There are all kinds of accomplishments possible in cinema, and some do not brand the memory or trouble your heart, and they can be accomplishments all the same. (I’m thinking of certain schools of Asian neo-minimalism, and high-end Hollywood auteurism.) But where’s the Renoir banquet film, the mega-novel social saga, the hypertrophic state-of-the-age melodrama? It’s the kind of movie you’d hope film pros could make regularly, to fill our empty, sugar-shocked bellies, but they’re difficult and rare, and by the time Abdellatif Kechiche’s “The Secret of the Grain” (2007) hit U.S. theaters a few years back, we may’ve forgotten that it’s what we’ve needed all along.

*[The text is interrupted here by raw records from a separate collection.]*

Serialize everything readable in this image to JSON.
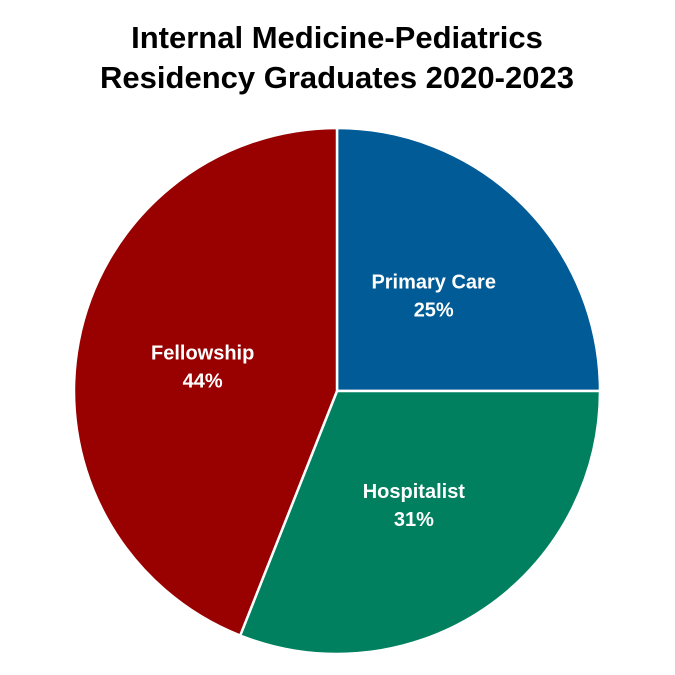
{
  "chart_data": {
    "type": "pie",
    "title": [
      "Internal Medicine-Pediatrics",
      "Residency Graduates 2020-2023"
    ],
    "categories": [
      "Primary Care",
      "Hospitalist",
      "Fellowship"
    ],
    "values": [
      25,
      31,
      44
    ],
    "value_labels": [
      "25%",
      "31%",
      "44%"
    ],
    "colors": [
      "#005b96",
      "#00805f",
      "#990000"
    ]
  }
}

Shot like a Dardenne brothers’ film in the immigrant dockside French community of Sète, Kechiche’s family epic seems simple and in your face on its surface — the members of a long-acclimated Arab family, and their myriad of in-laws, babies, cohorts and lovers (there are at least 20 significant figures in play), are not complicated people, and their dilemmas are familiar as both the stuff of classic lit (Tolstoy, Balzac, Zola) and life down the block, where you can hear the neighbors yelling from behind closed doors about money, infidelity, respect and betrayal.
But Kechiche’s ultra-realist, handheld style and gritty characterizations belie the real meat of what’s going on — the dense chemical combustion in action inherent in any expatriate population. France, of course, is filthy with dudgeon over its Africans and Arabs in ways that make our border-crossing arguments feel tame, and Kechiche limns the tensions so adroitly it’s as if he caught them by accident.

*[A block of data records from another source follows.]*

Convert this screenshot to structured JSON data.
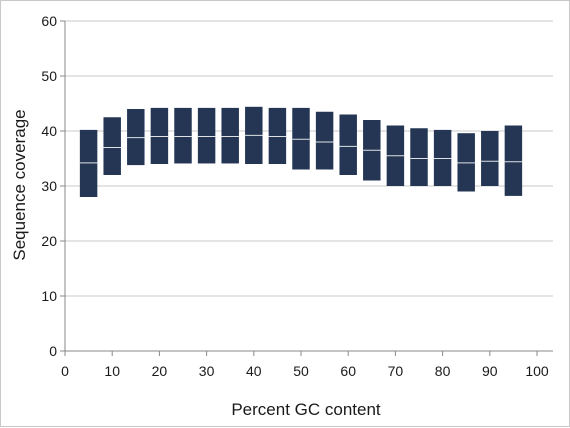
{
  "chart_data": {
    "type": "box",
    "title": "",
    "xlabel": "Percent GC content",
    "ylabel": "Sequence coverage",
    "xlim": [
      0,
      100
    ],
    "ylim": [
      0,
      60
    ],
    "xticks": [
      0,
      10,
      20,
      30,
      40,
      50,
      60,
      70,
      80,
      90,
      100
    ],
    "yticks": [
      0,
      10,
      20,
      30,
      40,
      50,
      60
    ],
    "grid": "horizontal",
    "legend": "none",
    "box_width": 3.7,
    "colors": {
      "box": "#243654",
      "median": "#ffffff",
      "grid": "#c8c8c8",
      "axis": "#888888"
    },
    "boxes": [
      {
        "x": 5,
        "low": 28,
        "median": 34.2,
        "high": 40.2
      },
      {
        "x": 10,
        "low": 32,
        "median": 37,
        "high": 42.5
      },
      {
        "x": 15,
        "low": 33.8,
        "median": 38.8,
        "high": 44
      },
      {
        "x": 20,
        "low": 34,
        "median": 39,
        "high": 44.2
      },
      {
        "x": 25,
        "low": 34.1,
        "median": 39,
        "high": 44.2
      },
      {
        "x": 30,
        "low": 34.1,
        "median": 39,
        "high": 44.2
      },
      {
        "x": 35,
        "low": 34.1,
        "median": 39,
        "high": 44.2
      },
      {
        "x": 40,
        "low": 34,
        "median": 39.2,
        "high": 44.4
      },
      {
        "x": 45,
        "low": 34,
        "median": 39,
        "high": 44.2
      },
      {
        "x": 50,
        "low": 33,
        "median": 38.5,
        "high": 44.2
      },
      {
        "x": 55,
        "low": 33,
        "median": 38,
        "high": 43.5
      },
      {
        "x": 60,
        "low": 32,
        "median": 37.2,
        "high": 43
      },
      {
        "x": 65,
        "low": 31,
        "median": 36.5,
        "high": 42
      },
      {
        "x": 70,
        "low": 30,
        "median": 35.5,
        "high": 41
      },
      {
        "x": 75,
        "low": 30,
        "median": 35,
        "high": 40.5
      },
      {
        "x": 80,
        "low": 30,
        "median": 35,
        "high": 40.2
      },
      {
        "x": 85,
        "low": 29,
        "median": 34.2,
        "high": 39.6
      },
      {
        "x": 90,
        "low": 30,
        "median": 34.5,
        "high": 40
      },
      {
        "x": 95,
        "low": 28.2,
        "median": 34.4,
        "high": 41
      }
    ]
  }
}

Forget the title, which sounds like an old Pare Lorentz documentary about farming — the French title translates in spirit to “Couscous and Mullet,” and the movie is nothing if not a genuflection toward the bonding agent inherent in family meals. As in reality, the family doesn’t center on any one individual, but the story’s axle is Slimane (Habib Boufares, who like most of the cast are non-professionals), a solemn, divorced boatbuilder currently on the fringes of his extended family’s bustle.
Slimane’s layoff from a job he’s had for decades is just one tumbling domino; others include his hesitant relationship with his landlady (whose daughter, played by the saucy, relentless Hafsia Herzi, is his most loyal comrade), a philandering son’s ruinous marriage to a Russian immigrant, the ex-wife’s love/hate regard for Slimane, the vagaries of bureaucracy surrounding docking rights, Slimane’s plan to open a North African restaurant using a dilapidated ship and his ex-wife’s cooking, and the question of couscous, made, praised, maligned, eaten, lost, and restored.

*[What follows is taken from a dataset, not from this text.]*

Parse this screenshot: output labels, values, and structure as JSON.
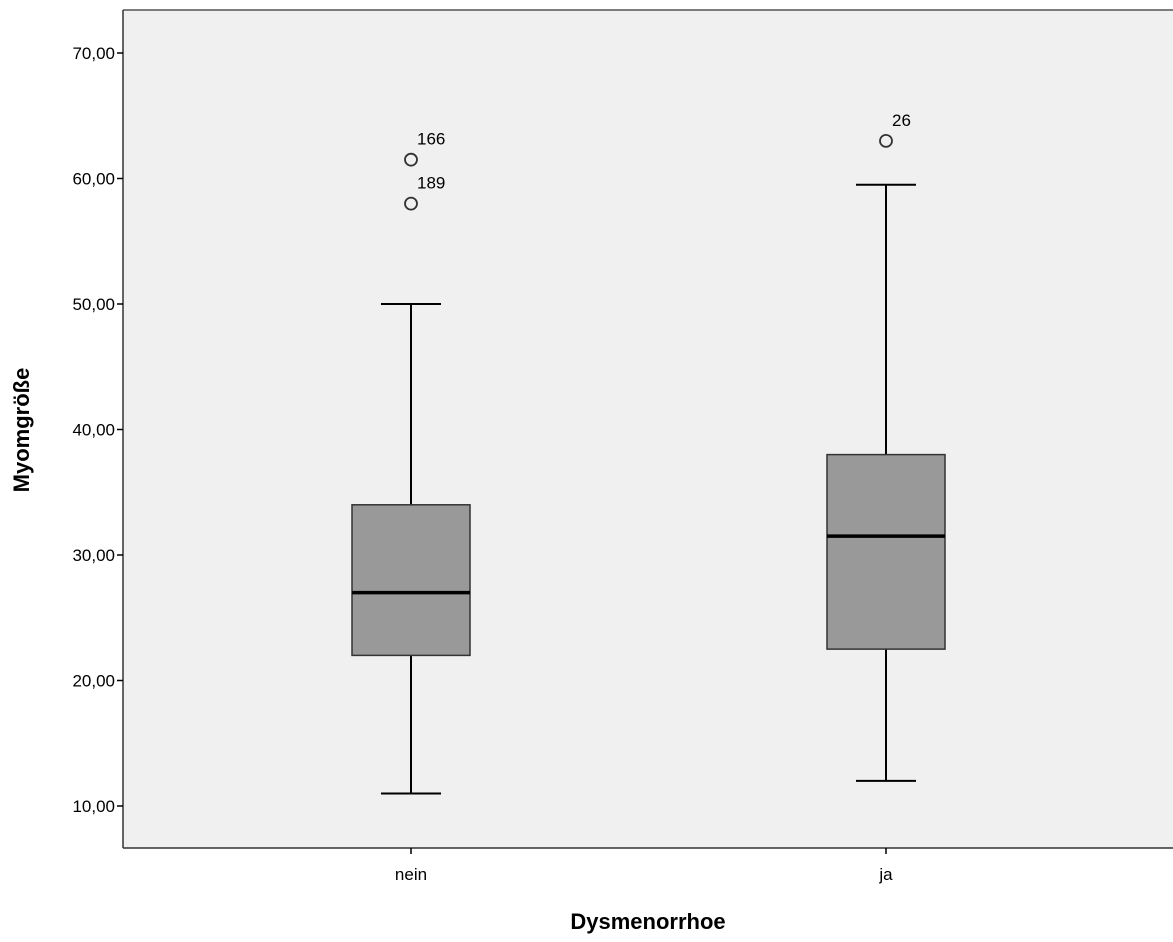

At over two-and-a-half hours, Kechiche’s film covers an enormous amount of cultural territory, but it never rushes. Rants and ordeals and meals are experienced in more or less real time, with the first late afternoon family meal lasting an extraordinary 20 minutes of laid-back, jabbering, mouth-stuffing conversation.
The movie has no shortage of life energy, honestly come by, and characters are matter-of-factly introduced midway without context or trouble — it’s a real world, Kechiche is saying, and there are people in it you don’t yet know. We become intimate enough that when the film boils down to prepping and staging Slimane’s introductory special dinner -= meant to impress the locals and grease the bureaucratic wheels — the suspense dripped in, as we anticipate something going horribly wrong, is almost unbearable.
The final half-hour is crucifying in its anxiety and ironies, and lends what could’ve been in less ambitious hands a gritty ethnic street drama a sense of tragic grandeur.